Kryptosicherheit im Jahr 2026 ist kaputt — und die Daten beweisen, dass die Branche jetzt den Wandel braucht

In nur fünf Monaten wurden über 840 Millionen US-Dollar gestohlen. Die Angreifer werden nicht nur schlauer — sie erhalten staatliche Förderung, KI-Tools und unbegrenzte Geduld.

◆ Der Maßstab der Krise: Bis Ende Mai 2026 hatten die kumulierten Verluste durch DeFi-Exploits bereits 840 Millionen US-Dollar überschritten — in nur fünf Monaten, in mehr als 50 Vorfällen. Das ist ein Anstieg von 70 % gegenüber dem gleichen Zeitraum im Jahr 2025. (Finextra)

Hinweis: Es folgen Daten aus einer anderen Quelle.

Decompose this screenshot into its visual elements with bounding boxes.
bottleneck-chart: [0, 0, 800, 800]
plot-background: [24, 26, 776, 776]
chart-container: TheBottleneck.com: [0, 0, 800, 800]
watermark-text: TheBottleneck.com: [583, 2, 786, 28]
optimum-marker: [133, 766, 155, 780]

◆ April war der schlimmste Monat in der Geschichte von DeFi: Im April 2026 gab es mehr als 30 separate Angriffe, bei denen die Angreifer insgesamt knapp 635 Millionen US-Dollar einnahmen — einer der höchsten monatlichen Gesamtwerte, die jemals verzeichnet wurden — angetrieben fast vollständig durch den KelpDAO-Exploit (293 Millionen US-Dollar) und das Drift Protocol (285 Millionen US-Dollar), die zusammen 95 % des gesamten Schadens des Monats verursachten. (Finextra)

◆ Der Angriff dieser Woche: SecondFi, die Cardano-Wallet, die früher als Yoroi bekannt war, bestätigte drei externe Angriffe, bei denen 16 Millionen ADA aus 374 Wallets über eine Schwachstelle in ihrer proprietären Wallet-Generierungssoftware abgezogen wurden — das Blockchain-Sicherheitsunternehmen SlowMist schätzt, dass die Gesamtschäden noch 20 Millionen US-Dollar übersteigen könnten, sofern kein unabhängiges Audit erfolgt. (CoinDesk)

◆ Das Gefährliche Detail: Nutzer können sich nicht einfach dadurch schützen, dass sie ihre Seed Phrase in eine andere Wallet verschieben — die Verwundbarkeit aktiviert sich auf der Adress-Ebene, wenn eine Transaktion signiert wird. Betroffene Nutzer müssen daher Ansprüche direkt über die Plattform einreichen und auf offizielle Hinweise warten. (Bitcoin Foundation)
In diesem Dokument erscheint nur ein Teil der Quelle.